In-vitro uptake of radioactive lipiodol I-131 and I-125 by hepatoblastoma: implications for targeted radiotherapy.

Abstract

Lipiodol, a stable iodine addition product of fatty ethyl esters derived from poppyseed oil, has been used as a vehicle for targeted cytotoxic or radiotherapeutic treatment in adults with unresectable hepatocellular carcinoma and in a few children with advanced hepatoblastoma (HB). Prolonged retention of lipiodol by the cancer cells might enable more effective targeted therapy to advanced, multifocal, or metastatic HB. To investigate the uptake and cytotoxic efficacy of beta and Auger electron-emitting radioconjugates on HB cells, monolayers of HB (C3a, Hep Tow1) and normal human hepatocyte cell lines were exposed to lipiodol131 (L131), lipiodol125 (L125), or a cocktail of both isotopes. Uptake of radioactivity was assessed autoradiographically using phosphoimages and the cytotoxicity assessed by trypan blue exclusion and clonogenic assay. The uptake of the different radioconjugates was identical in both HB cell lines.

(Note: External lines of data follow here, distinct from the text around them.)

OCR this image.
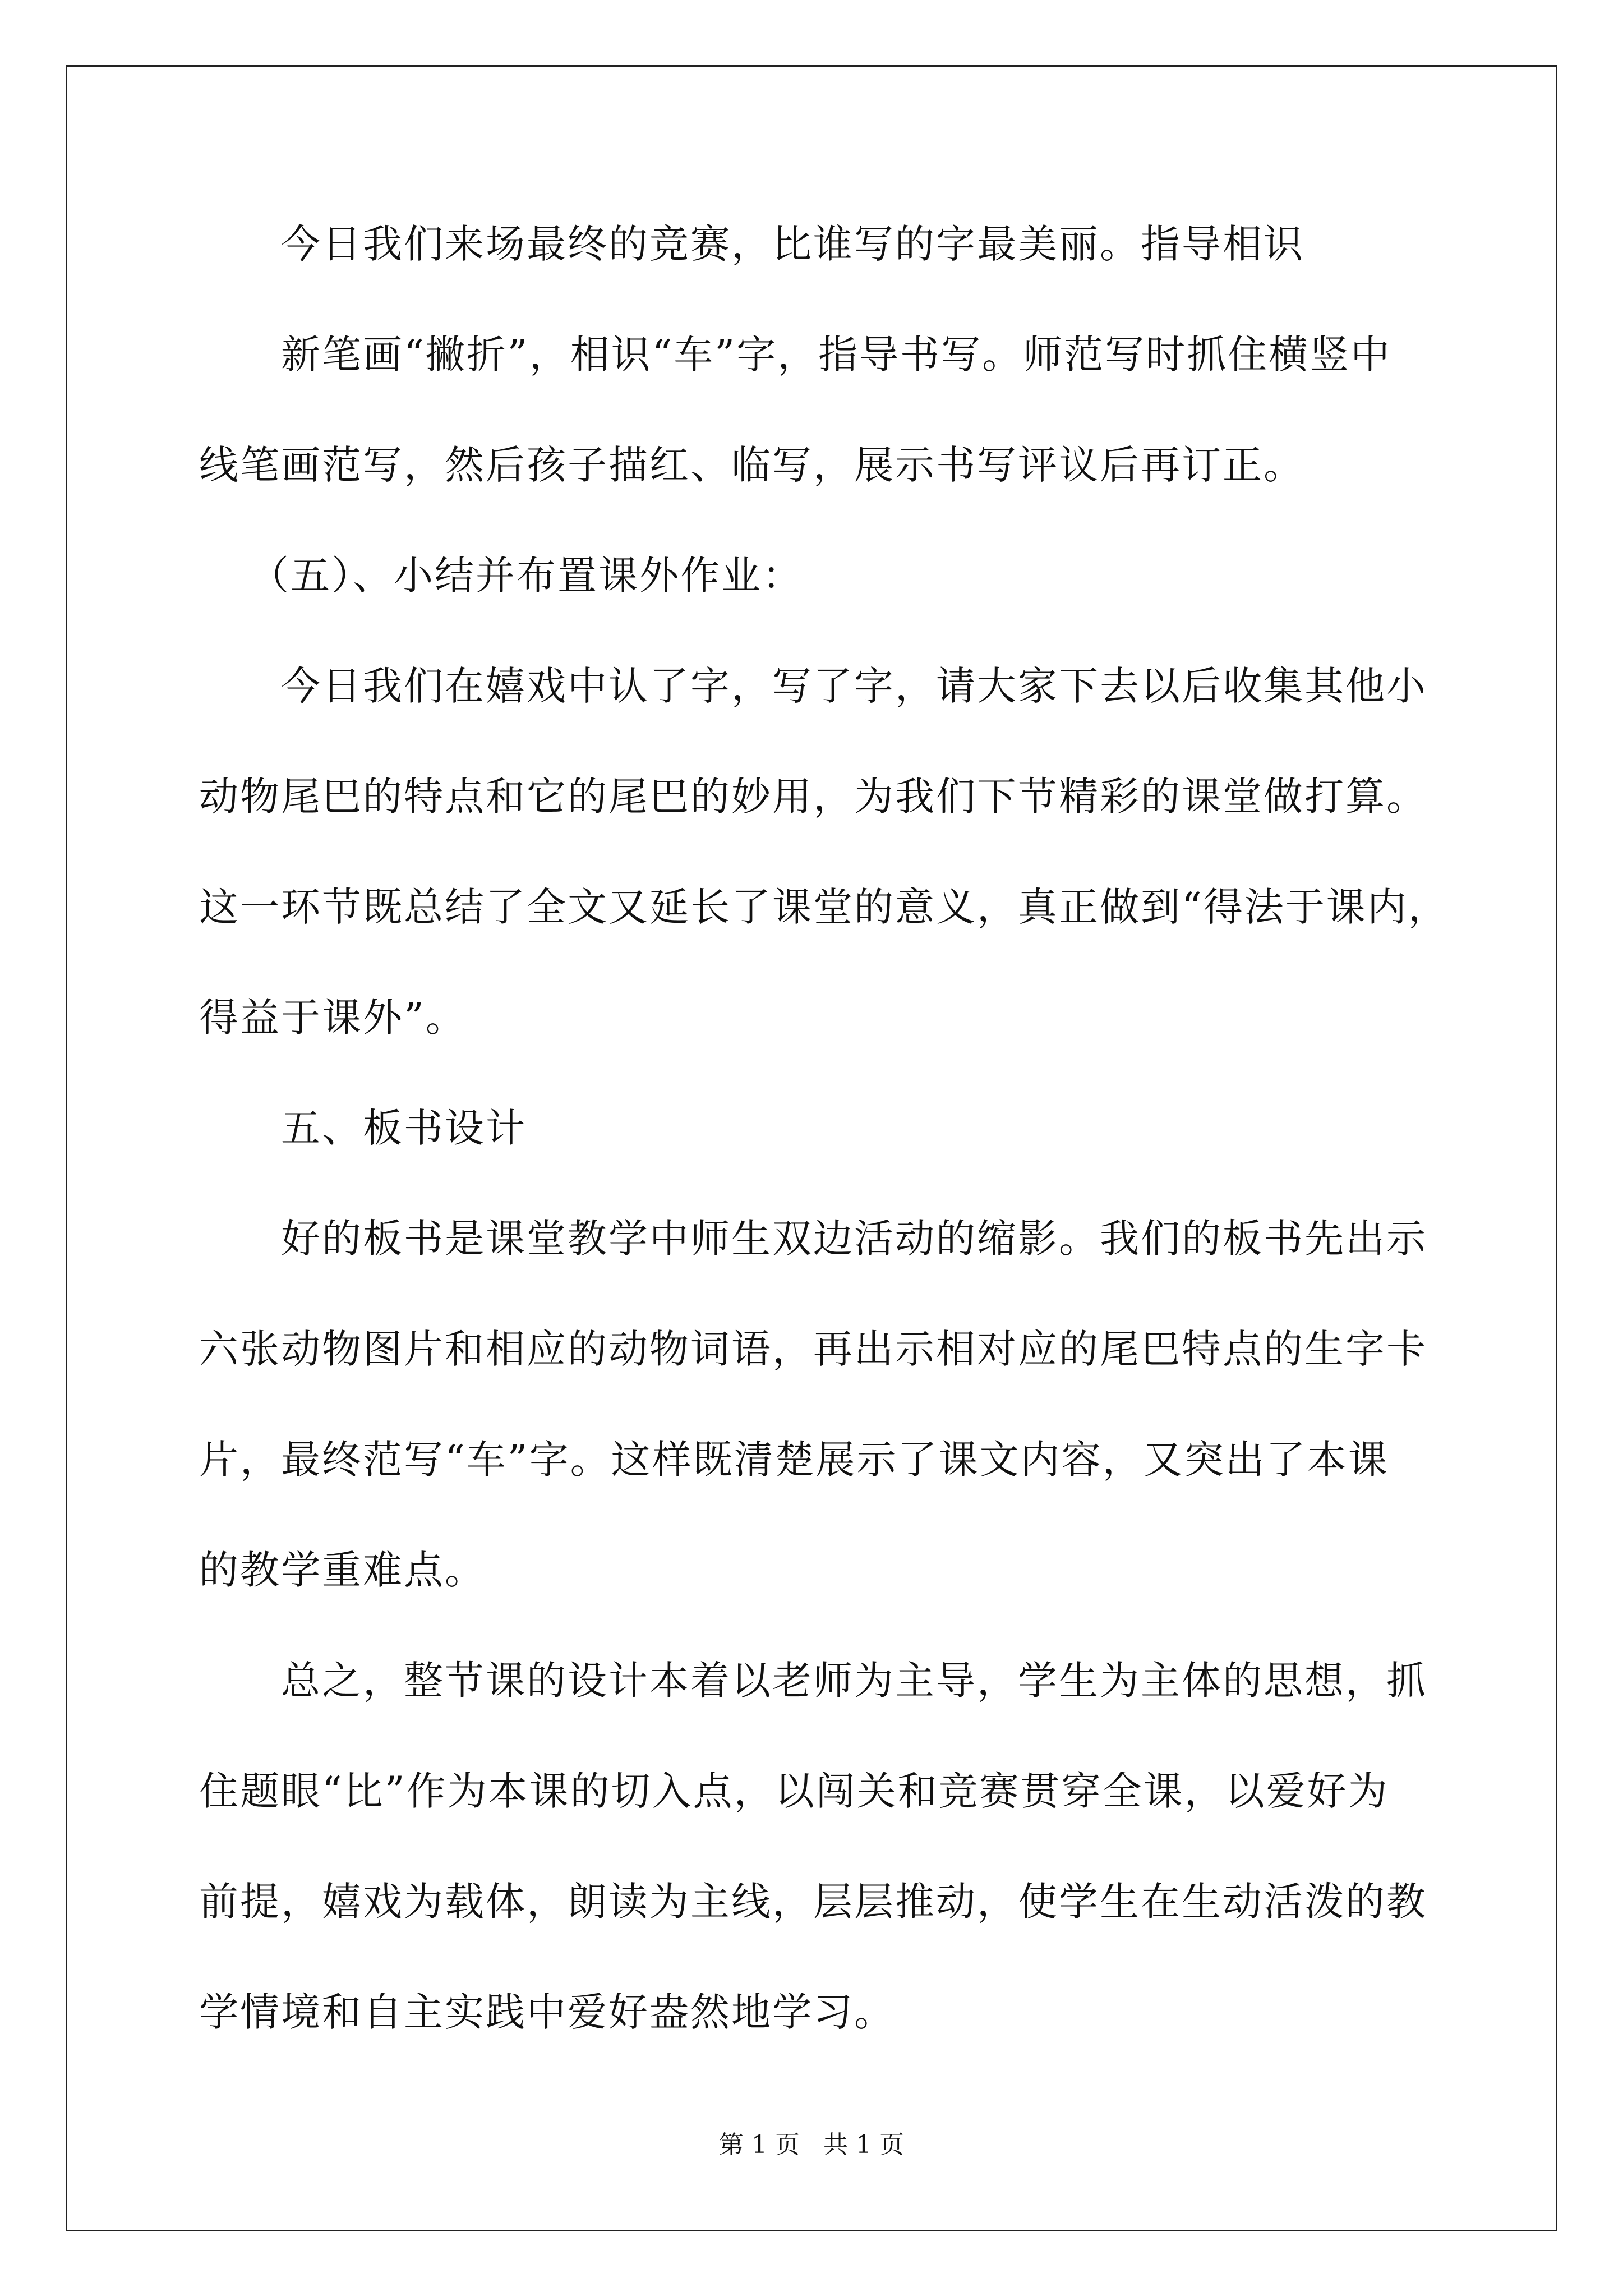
今日我们来场最终的竞赛，比谁写的字最美丽。指导相识
新笔画“撇折”，相识“车”字，指导书写。师范写时抓住横竖中
线笔画范写，然后孩子描红、临写，展示书写评议后再订正。
（五）、小结并布置课外作业：
今日我们在嬉戏中认了字，写了字，请大家下去以后收集其他小
动物尾巴的特点和它的尾巴的妙用，为我们下节精彩的课堂做打算。
这一环节既总结了全文又延长了课堂的意义，真正做到“得法于课内，
得益于课外”。
五、板书设计
好的板书是课堂教学中师生双边活动的缩影。我们的板书先出示
六张动物图片和相应的动物词语，再出示相对应的尾巴特点的生字卡
片，最终范写“车”字。这样既清楚展示了课文内容，又突出了本课
的教学重难点。
总之，整节课的设计本着以老师为主导，学生为主体的思想，抓
住题眼“比”作为本课的切入点，以闯关和竞赛贯穿全课，以爱好为
前提，嬉戏为载体，朗读为主线，层层推动，使学生在生动活泼的教
学情境和自主实践中爱好盎然地学习。
第 1 页   共 1 页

The "cocktail" of both radioactive lipiodols caused the greatest cytotoxicity to HB C3a, and HepTow1. L125 alone had a similar level of uptake and cytotoxicity as L131. Radioactive iodine alone did not show any cytotoxicity on any of the liver cell lines in culture for up to 72 h. These experimental results provide support for a clinical strategy of combinations ("cocktails") of radioconjugates in targeted radiotherapy in patients with HB.